Et puis, la préparation à la mise en œuvre de stress tests climatiques, à l’horizon 2025, en s’appuyant sur des scénarios NGFS. Le rapport mentionne également la coordination avec le ministère de la Transition énergétique et d'autres acteurs publics pour structurer une taxonomie verte nationale, qui permettra d’identifier les activités compatibles avec les objectifs climatiques du Royaume.

 

Un encadrement prudentiel en construction

Pour l’heure, aucun ratio réglementaire spécifique n’intègre encore directement les risques climatiques dans les exigences de fonds propres. Mais Bank Al-Maghrib travaille à une révision progressive de son approche SREP (Supervisory Review and Evaluation Process), afin d’y introduire des indicateurs ESG. Cette orientation suppose une montée en compétence des équipes de supervision, ainsi que l’adaptation des reportings réglementaires.

BAM envisage de demander aux établissements, à moyen terme, la publication de données relatives à leurs expositions carbone, à la part verte de leur portefeuille et à leur stratégie de décarbonation. La difficulté réside dans la disponibilité des données et leur standardisation. À ce titre, Bank Al-Maghrib soutient les efforts d’harmonisation des disclosures extra-financiers à l’échelle régionale, notamment à travers des coopérations avec les autres Banques centrales africaines.

 

Des enjeux d’allocation du crédit et de transition juste

L’intégration des risques climatiques dans la régulation bancaire ne se limite pas à un exercice de conformité. Elle soulève des enjeux fondamentaux d’allocation des ressources. BAM observe que certains secteurs à forte intensité carbone continuent de représenter une part significative des encours bancaires, alors même que les risques associés augmentent. Le régulateur cherche donc à encourager un redéploiement progressif des financements vers les secteurs à faible émission, sans provoquer de rupture de financement pour les acteurs économiques concernés.

Cette approche de «transition juste» repose sur la gradation des exigences, le dialogue avec les établissements et le développement d’outils d’incitation comme les garanties vertes ou les lignes de refinancement ciblées.
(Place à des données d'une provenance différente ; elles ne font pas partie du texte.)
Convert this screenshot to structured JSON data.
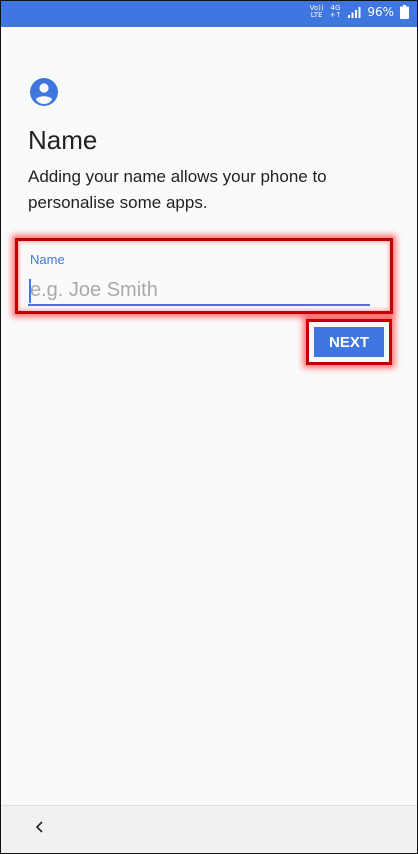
{
  "status_bar": {
    "volte_top": "Vo))",
    "volte_bottom": "LTE",
    "network_top": "4G",
    "network_bottom": "+↑",
    "battery_percent": "96%",
    "background_color": "#3f76df"
  },
  "header": {
    "icon": "account-circle-icon",
    "title": "Name",
    "subtitle": "Adding your name allows your phone to personalise some apps."
  },
  "name_field": {
    "label": "Name",
    "value": "",
    "placeholder": "e.g. Joe Smith",
    "accent_color": "#3f76df"
  },
  "actions": {
    "next_label": "NEXT"
  },
  "navigation": {
    "back_icon": "chevron-left-icon"
  },
  "highlight_color": "#c30000"
}
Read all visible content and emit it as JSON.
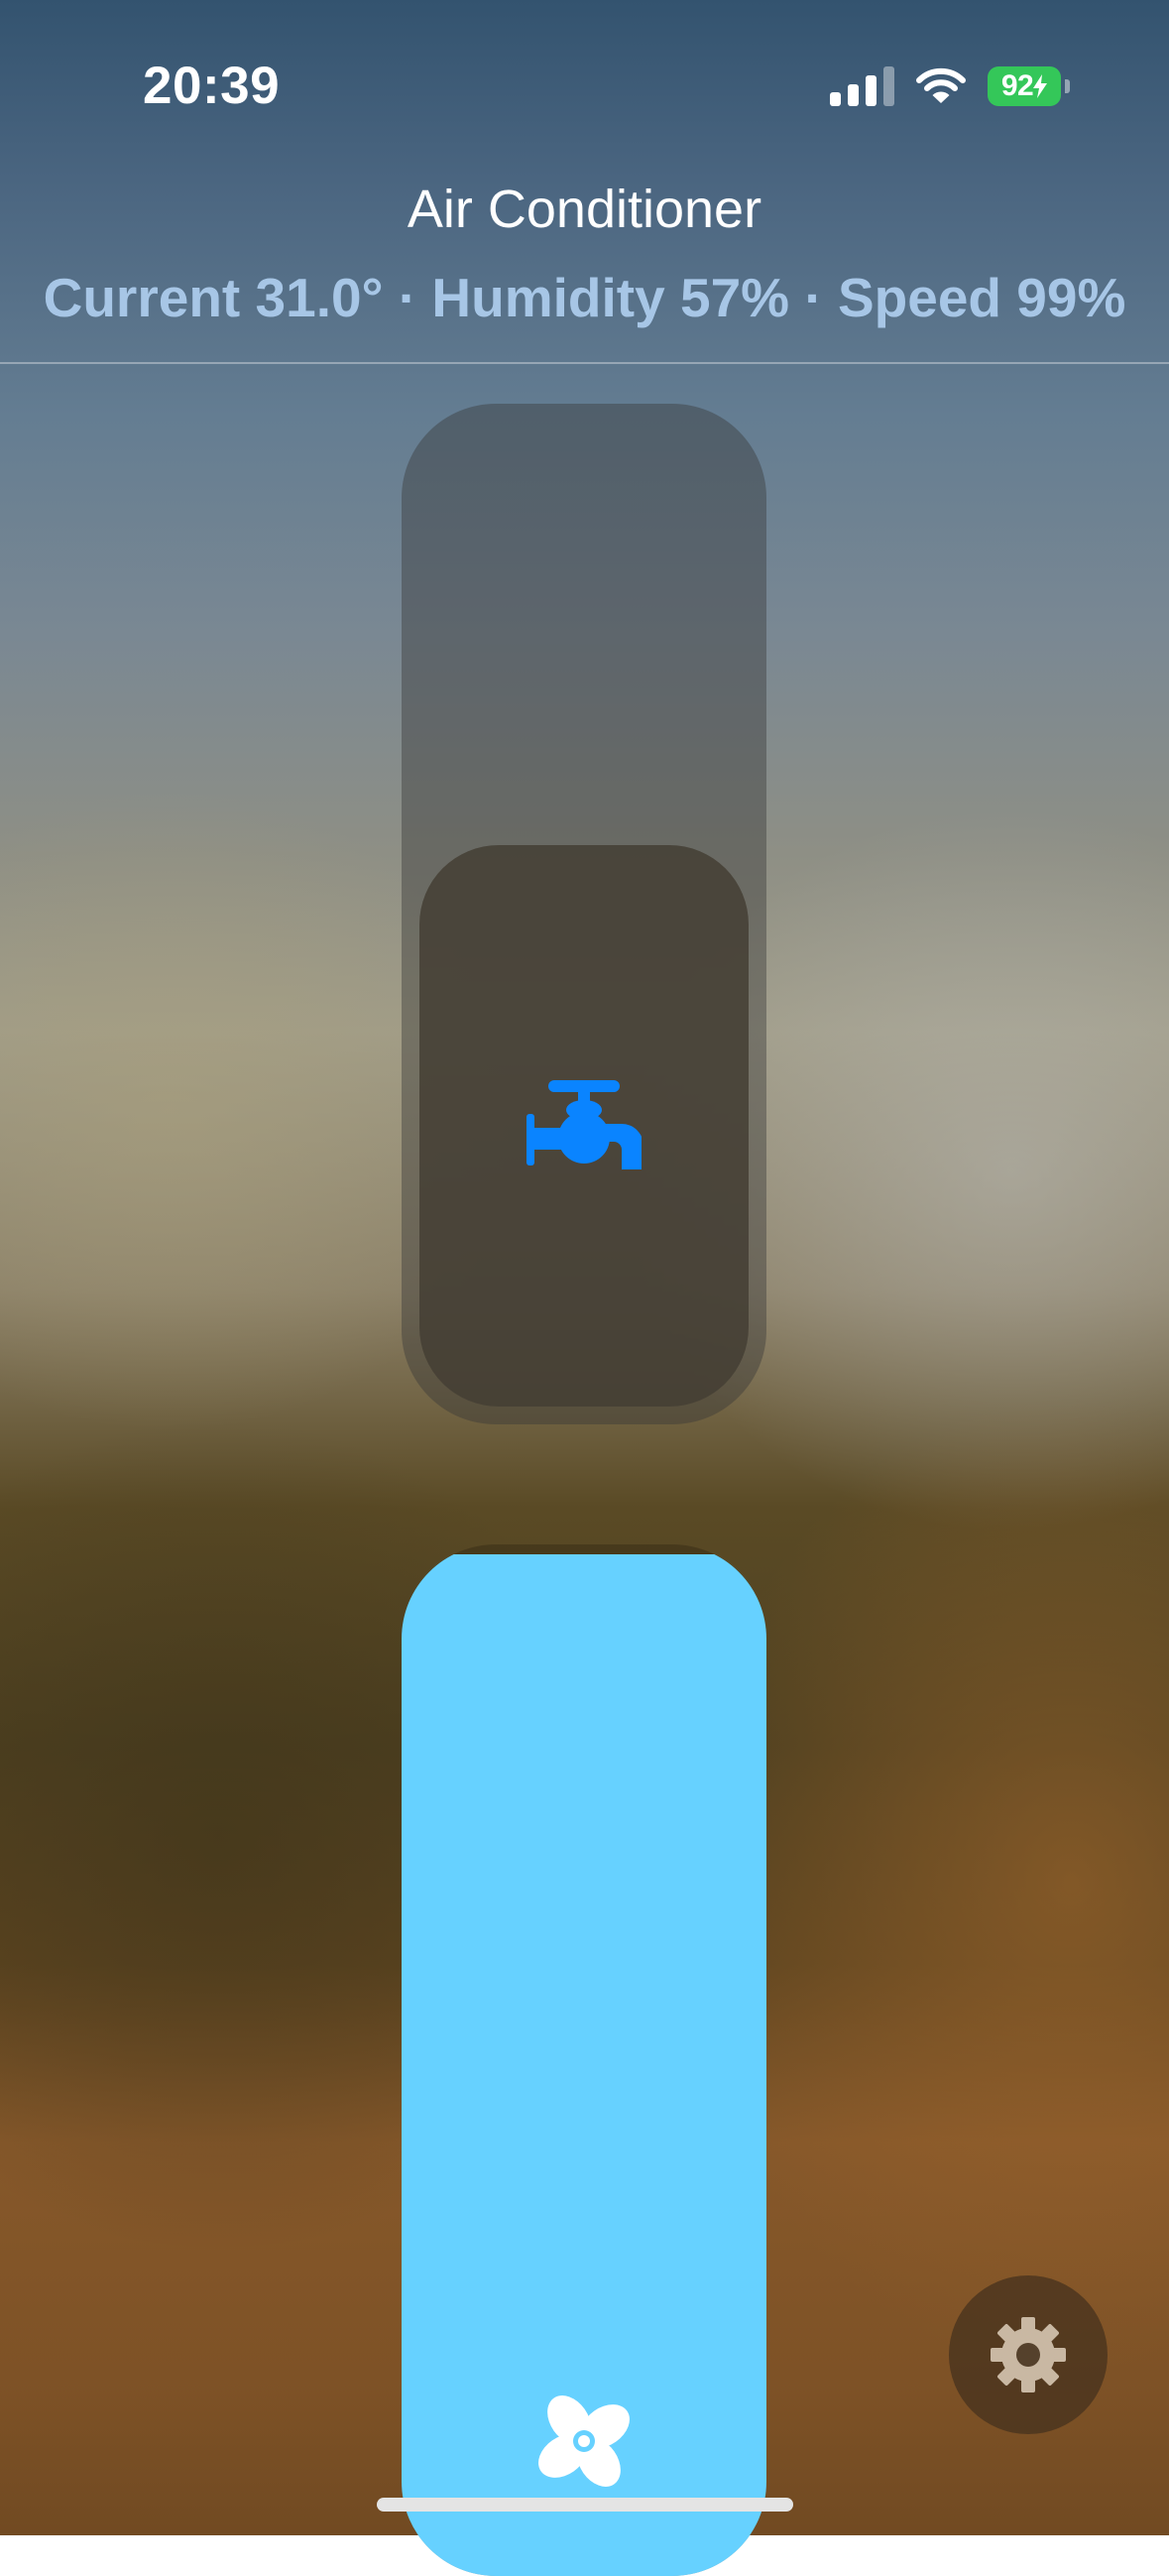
{
  "status_bar": {
    "time": "20:39",
    "battery": "92",
    "signal_bars_active": 3,
    "signal_bars_total": 4,
    "battery_charging": true,
    "battery_color": "#34c759"
  },
  "header": {
    "title": "Air Conditioner",
    "subtitle": "Current 31.0° · Humidity 57% · Speed 99%",
    "subtitle_color": "#a7c6e6"
  },
  "humidity_slider": {
    "icon": "faucet-icon",
    "level": 0.57,
    "icon_color": "#0a84ff"
  },
  "fan_slider": {
    "icon": "fan-icon",
    "level": 0.99,
    "fill_color": "#66d1ff"
  },
  "settings_button": {
    "icon": "gear-icon"
  }
}
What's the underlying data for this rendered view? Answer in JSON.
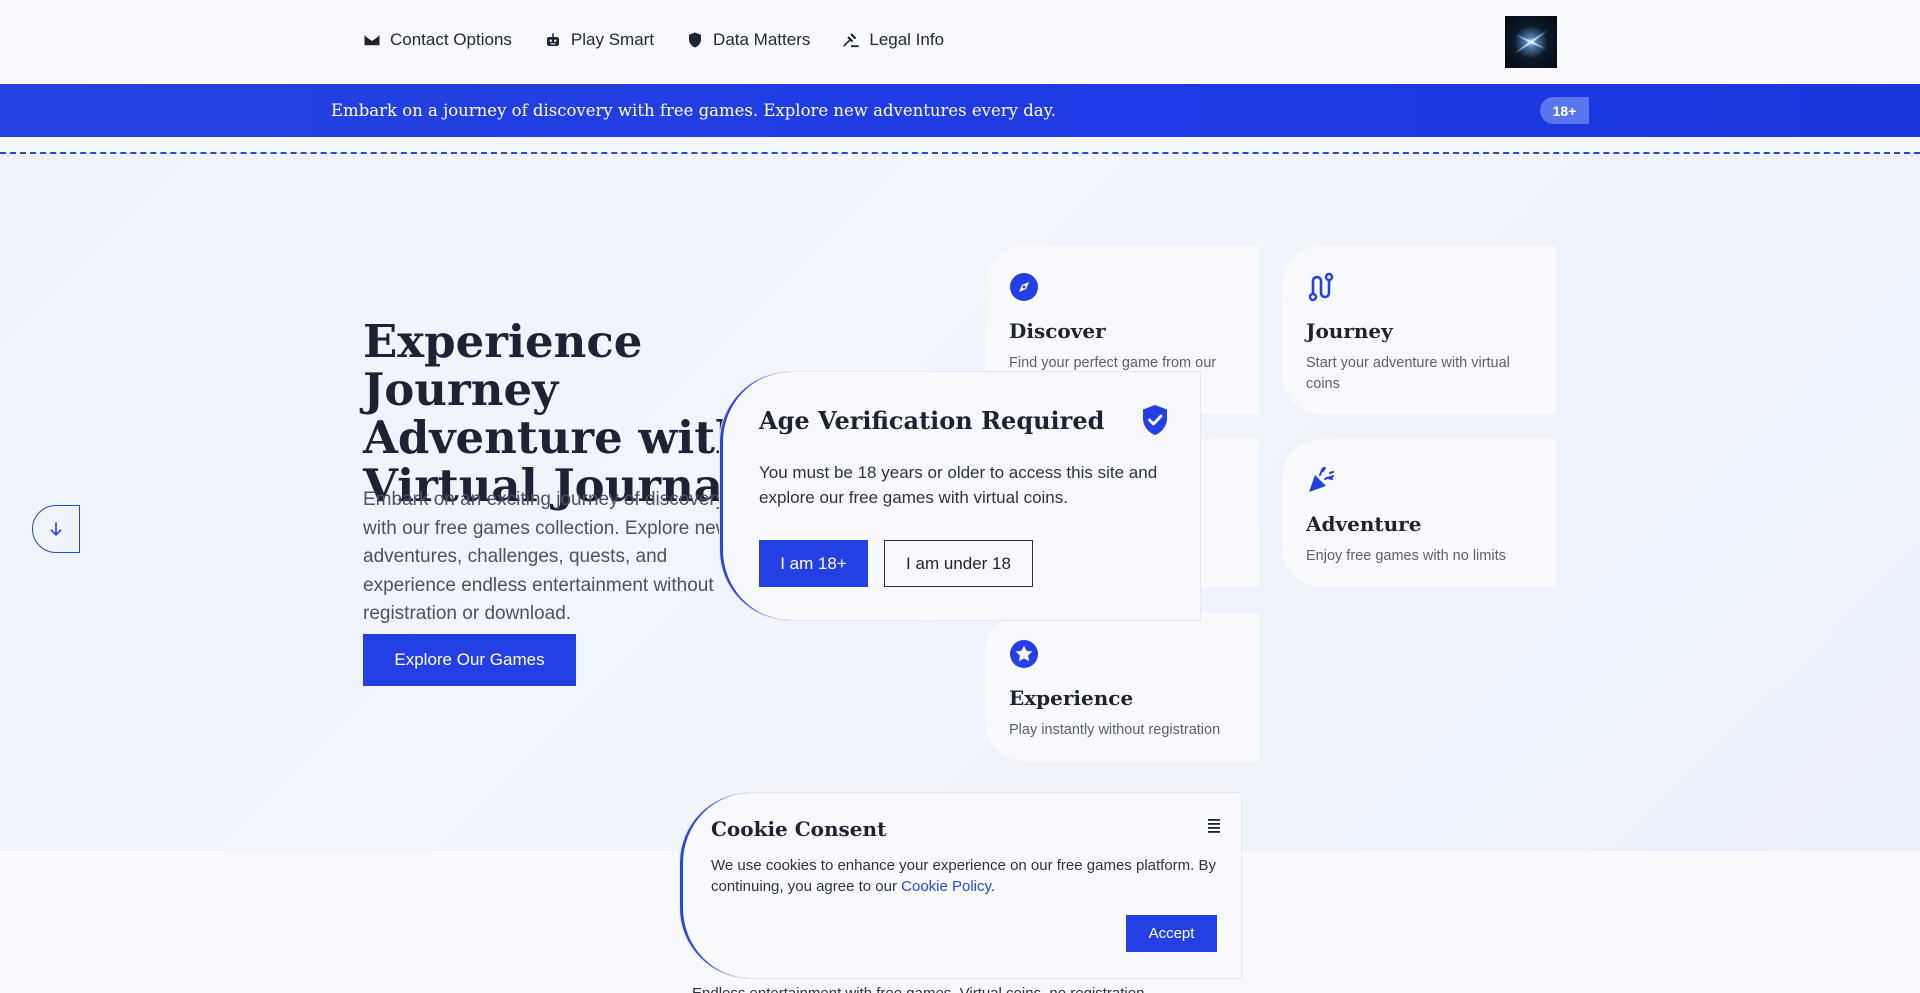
{
  "nav": {
    "links": [
      {
        "label": "Contact Options",
        "icon": "mail-icon"
      },
      {
        "label": "Play Smart",
        "icon": "robot-icon"
      },
      {
        "label": "Data Matters",
        "icon": "shield-icon"
      },
      {
        "label": "Legal Info",
        "icon": "gavel-icon"
      }
    ]
  },
  "banner": {
    "text": "Embark on a journey of discovery with free games. Explore new adventures every day.",
    "age_badge": "18+"
  },
  "hero": {
    "title": "Experience Journey Adventure with Virtual Journal",
    "description": "Embark on an exciting journey of discovery with our free games collection. Explore new adventures, challenges, quests, and experience endless entertainment without registration or download.",
    "cta": "Explore Our Games"
  },
  "cards": {
    "discover": {
      "title": "Discover",
      "desc": "Find your perfect game from our"
    },
    "journey": {
      "title": "Journey",
      "desc": "Start your adventure with virtual coins"
    },
    "adventure": {
      "title": "Adventure",
      "desc": "Enjoy free games with no limits"
    },
    "experience": {
      "title": "Experience",
      "desc": "Play instantly without registration"
    }
  },
  "age_modal": {
    "title": "Age Verification Required",
    "text": "You must be 18 years or older to access this site and explore our free games with virtual coins.",
    "confirm": "I am 18+",
    "deny": "I am under 18"
  },
  "cookie": {
    "title": "Cookie Consent",
    "text_before": "We use cookies to enhance your experience on our free games platform. By continuing, you agree to our",
    "link": "Cookie Policy",
    "text_after": ".",
    "accept": "Accept"
  },
  "bottom_peek": "Endless entertainment with free games. Virtual coins, no registration.",
  "colors": {
    "accent": "#2440e5",
    "text": "#1d2333"
  }
}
Bank Al-Maghrib franchit une étape décisive dans la reconnaissance des risques environnementaux comme composante structurante de la supervision bancaire. Le chantier est encore en phase exploratoire, mais la trajectoire est claire : alignement progressif sur les standards internationaux, montée en compétence des superviseurs et mobilisation des données ESG.